You’re head over heels for someone amazing and you want to spend every waking second by their side. Wait a minute—that’s not a great idea. You’re always told to keep your own life going and not lose yourself to love. It’s necessary, but how should you do it? Here are 13 easy ideas you can — and should — try.
Schedule in your hobbies.
You can’t forget to take time to do your creative writing or painting if you actually sit down and set time aside for them in your calendar. Heck, even if you have to set reminders on your phone so you don’t forget to pick up a pen or paintbrush, it’s important to do so! Those passions are what fuel you and shouldn’t be pushed aside.
Remember the other people who love you.
It’s not just your partner who deserves your love, so don’t make them your whole world. Don’t forget about your family members and friends! They’ll always be there for you and they’ll keep you grounded.
Give yourself some love.
Don’t fall into the trap of giving all your love to this new person. What about yourself? That’s key to maintaining your identity in your relationship. Whether self-love is meditating, giving yourself some space in which to process your feelings, or going to the gym every morning or evening, make it a priority.
Take it slow.
It’s easy to get caught up in a new love but don’t let it steamroll over your life. The best way to prevent that is by taking it slow and dipping into the romance instead of jumping in and drowning in its depth.

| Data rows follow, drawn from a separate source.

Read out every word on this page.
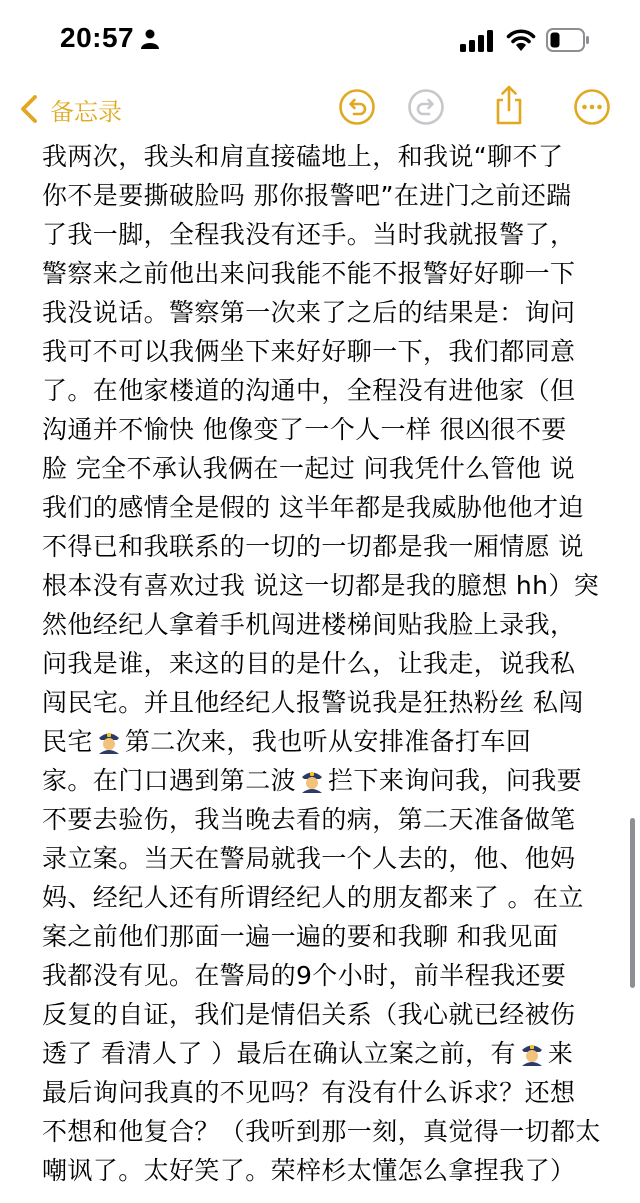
20:57
备忘录
我两次，我头和肩直接磕地上，和我说“聊不了
你不是要撕破脸吗 那你报警吧”在进门之前还踹
了我一脚，全程我没有还手。当时我就报警了，
警察来之前他出来问我能不能不报警好好聊一下
我没说话。警察第一次来了之后的结果是：询问
我可不可以我俩坐下来好好聊一下，我们都同意
了。在他家楼道的沟通中，全程没有进他家（但
沟通并不愉快 他像变了一个人一样 很凶很不要
脸 完全不承认我俩在一起过 问我凭什么管他 说
我们的感情全是假的 这半年都是我威胁他他才迫
不得已和我联系的一切的一切都是我一厢情愿 说
根本没有喜欢过我 说这一切都是我的臆想 hh）突
然他经纪人拿着手机闯进楼梯间贴我脸上录我，
问我是谁，来这的目的是什么，让我走，说我私
闯民宅。并且他经纪人报警说我是狂热粉丝 私闯
民宅 第二次来，我也听从安排准备打车回
家。在门口遇到第二波 拦下来询问我，问我要
不要去验伤，我当晚去看的病，第二天准备做笔
录立案。当天在警局就我一个人去的，他、他妈
妈、经纪人还有所谓经纪人的朋友都来了 。在立
案之前他们那面一遍一遍的要和我聊 和我见面
我都没有见。在警局的9个小时，前半程我还要
反复的自证，我们是情侣关系（我心就已经被伤
透了 看清人了 ）最后在确认立案之前，有 来
最后询问我真的不见吗？有没有什么诉求？还想
不想和他复合？（我听到那一刻，真觉得一切都太
嘲讽了。太好笑了。荣梓杉太懂怎么拿捏我了）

Bring your goals into the spotlight.
Don’t forget about your dreams that you’ve been fighting hard to achieve. Just because love is throwing a glow over your life, it doesn’t mean it’s more important than the things you want for yourself. Now’s the time to bring those goals to the forefront instead of allowing them to collect dust.
Keep your own interests.
While it’s fun to do things with your partner, it’s important to have your own interests and hobbies that they don’t have. In that way, you’ll score some alone time on a regular basis while doing the things you love.
Know where you’re at.
It’s very important to have some time to yourself so you can think and feel in a totally uncensored way instead of your thoughts and feelings being colored by your partner’s. So, make sure you always have some time to yourself to do this.
Check in with yourself.
It’s not enough to have an hour every week where you think and feel freely. It’s a good idea to check in with yourself more regularly. Take yourself on a date and ask yourself what you need and what will make you happy so that you don’t lose sight of those things.
Talk about other things.
When you spend time with your friends, don’t make every topic of discussion your relationship or partner. Focus on other things. You’re about more than being someone’s girlfriend.
Go to places on your own.
It’s healthy to go out on your own and even go on vacation without your partner. While that might feel weird because you’ll be missing them, the point is to show yourself that you can still enjoy things without having them by your side.
Keep trying new things.
Maybe your partner doesn’t really feel like going to a reiki class or having their palm read, but you’re really keen. That doesn’t mean you shouldn’t go. It’s important to continue trying new and interesting things from time to time. Don’t get caught in a rut.
Keep your arguments at home.
It’s easy to let the black cloud of your relationship issues shadow the joy you have in the rest of your life, but try not to let that happen. If you’re having a bad day in your relationship, try not to bring those feelings to work or to your social gatherings. Sometimes it helps to keep different areas of your life away from each other so you don’t let one take over too much.
Say what’s on your mind.
It’s easy to fall in step with another person, but don’t neglect your opinions, thoughts, and real feelings – even if it hurts to say them out loud at times. They’re a reflection of what you’re about and you shouldn’t push them aside for another person. Ever. From day one of your relationship, make it a habit to say what you feel, no matter what.